Escritores mostram o duelo em diferentes épocas, valore e formas
Folha de S. Paulo, Mais!, 5/05/2007


Joseph Conrad é autor da obra-prima em coletânea de contos que mostram a ritualização do desejo de matar e seu fascínio

CRISTOVÃO TEZZA
ESPECIAL PARA A FOLHA

Na dura passagem da barbárie para a civilização, que não se completa nunca, a clássica instituição do duelo vem ritualizando o desejo de matar em torno da noção de "honra". De Aquiles e Heitor diante das muralhas de Tróia, passando pelas liças medievais e pelo tapa de luvas dos dândis do século 19, até a sua proscrição oficial moderna, o duelo, em diferentes épocas, valores e formas, conservou a brutalidade de seu fascínio, que, na literatura, se transforma no fascínio da brutalidade.

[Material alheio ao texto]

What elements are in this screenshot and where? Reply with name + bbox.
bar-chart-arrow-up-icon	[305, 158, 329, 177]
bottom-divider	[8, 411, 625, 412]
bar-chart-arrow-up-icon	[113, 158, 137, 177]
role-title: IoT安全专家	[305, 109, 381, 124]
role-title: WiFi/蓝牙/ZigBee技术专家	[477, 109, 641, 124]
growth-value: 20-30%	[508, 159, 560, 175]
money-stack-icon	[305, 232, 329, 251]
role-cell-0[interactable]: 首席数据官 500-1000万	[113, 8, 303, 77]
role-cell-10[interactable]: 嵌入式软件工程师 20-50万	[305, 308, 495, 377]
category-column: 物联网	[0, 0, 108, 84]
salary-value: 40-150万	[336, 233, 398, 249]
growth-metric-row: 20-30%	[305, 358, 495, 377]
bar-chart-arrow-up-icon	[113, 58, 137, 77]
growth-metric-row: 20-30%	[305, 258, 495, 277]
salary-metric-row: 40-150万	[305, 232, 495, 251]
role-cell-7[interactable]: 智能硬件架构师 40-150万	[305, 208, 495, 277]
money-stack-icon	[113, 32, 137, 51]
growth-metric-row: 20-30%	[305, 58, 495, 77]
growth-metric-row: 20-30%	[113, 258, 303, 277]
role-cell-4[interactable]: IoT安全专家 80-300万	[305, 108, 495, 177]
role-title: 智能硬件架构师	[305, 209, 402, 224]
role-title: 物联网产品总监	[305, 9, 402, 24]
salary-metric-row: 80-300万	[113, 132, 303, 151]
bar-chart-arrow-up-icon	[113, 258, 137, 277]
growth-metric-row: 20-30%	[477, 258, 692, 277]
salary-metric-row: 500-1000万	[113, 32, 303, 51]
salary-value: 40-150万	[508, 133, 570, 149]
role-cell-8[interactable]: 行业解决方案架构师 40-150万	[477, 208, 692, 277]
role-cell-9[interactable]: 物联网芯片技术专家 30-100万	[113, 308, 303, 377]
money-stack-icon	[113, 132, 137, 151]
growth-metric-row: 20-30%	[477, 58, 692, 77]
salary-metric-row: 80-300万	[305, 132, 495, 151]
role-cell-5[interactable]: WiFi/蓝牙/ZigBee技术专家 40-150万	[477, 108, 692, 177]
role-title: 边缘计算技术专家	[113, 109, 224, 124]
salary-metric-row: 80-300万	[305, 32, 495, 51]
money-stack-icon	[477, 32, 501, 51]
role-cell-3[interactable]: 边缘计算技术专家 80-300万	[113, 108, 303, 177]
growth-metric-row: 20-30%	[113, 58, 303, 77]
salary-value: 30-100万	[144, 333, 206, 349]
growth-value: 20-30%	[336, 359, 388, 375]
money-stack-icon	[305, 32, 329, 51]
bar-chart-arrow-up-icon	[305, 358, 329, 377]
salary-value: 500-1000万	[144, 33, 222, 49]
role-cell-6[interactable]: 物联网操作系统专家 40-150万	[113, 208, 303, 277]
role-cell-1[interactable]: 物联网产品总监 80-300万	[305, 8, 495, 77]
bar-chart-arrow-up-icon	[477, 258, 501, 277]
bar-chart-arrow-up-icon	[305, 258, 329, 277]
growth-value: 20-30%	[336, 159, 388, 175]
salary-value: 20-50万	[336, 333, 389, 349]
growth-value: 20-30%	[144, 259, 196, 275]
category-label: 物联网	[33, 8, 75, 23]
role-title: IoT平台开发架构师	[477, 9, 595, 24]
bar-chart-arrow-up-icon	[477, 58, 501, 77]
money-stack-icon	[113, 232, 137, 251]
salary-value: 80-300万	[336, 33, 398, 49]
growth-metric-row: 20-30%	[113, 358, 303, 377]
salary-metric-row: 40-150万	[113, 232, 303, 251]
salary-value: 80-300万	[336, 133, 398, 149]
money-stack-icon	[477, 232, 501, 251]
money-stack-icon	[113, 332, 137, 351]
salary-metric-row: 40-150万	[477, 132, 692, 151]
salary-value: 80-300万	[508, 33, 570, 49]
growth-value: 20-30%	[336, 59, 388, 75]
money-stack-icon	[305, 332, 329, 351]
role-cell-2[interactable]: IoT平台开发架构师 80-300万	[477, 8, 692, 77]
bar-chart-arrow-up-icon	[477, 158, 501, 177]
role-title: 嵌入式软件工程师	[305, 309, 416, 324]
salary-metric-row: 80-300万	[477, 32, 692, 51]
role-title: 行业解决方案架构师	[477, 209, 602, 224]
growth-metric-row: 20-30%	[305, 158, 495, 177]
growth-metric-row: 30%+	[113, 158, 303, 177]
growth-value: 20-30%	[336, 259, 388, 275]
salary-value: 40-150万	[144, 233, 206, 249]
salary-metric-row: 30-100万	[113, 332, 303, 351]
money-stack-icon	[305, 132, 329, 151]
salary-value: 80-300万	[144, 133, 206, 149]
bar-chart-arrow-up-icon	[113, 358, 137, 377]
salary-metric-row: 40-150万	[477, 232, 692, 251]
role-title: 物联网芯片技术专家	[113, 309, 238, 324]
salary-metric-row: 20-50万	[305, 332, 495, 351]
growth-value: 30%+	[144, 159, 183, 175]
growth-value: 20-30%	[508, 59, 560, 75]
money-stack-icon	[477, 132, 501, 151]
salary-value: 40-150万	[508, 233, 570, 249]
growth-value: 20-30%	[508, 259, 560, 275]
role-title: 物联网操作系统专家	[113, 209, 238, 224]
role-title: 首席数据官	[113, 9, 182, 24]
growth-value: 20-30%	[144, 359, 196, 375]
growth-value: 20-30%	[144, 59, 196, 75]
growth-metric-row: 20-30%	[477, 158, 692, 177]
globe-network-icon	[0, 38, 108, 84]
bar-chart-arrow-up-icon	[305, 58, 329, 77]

Na coletânea de contos "Mestres-de-Armas", organizada e apresentada por Cláudio Figueiredo, encontramos seis exemplos irresistíveis deste fascínio, que são também visões de mundo sobre o papel da honra numa realidade em transformação. Do alemão Heinrich von Kleist (1777-1811), o mais antigo, a Vladimir Nabokov (1899-1977), o mais moderno, entrevemos um espectro da percepção do duelo que toca em dois limites.

No conto de Kleist, um romântico regressivo, o duelar representa a "sagrada sentença das armas, que infalivelmente traria a verdade à luz". Na outra ponta, o século 20, Nabokov só consegue tratar do tema como farsa - "Uma Questão de Honra" é um divertimento em que a sátira impaciente cobre de mais ridículo ainda pessoas já em si suficientemente desprezíveis, que afinal são a matéria-prima do autor de "Lolita".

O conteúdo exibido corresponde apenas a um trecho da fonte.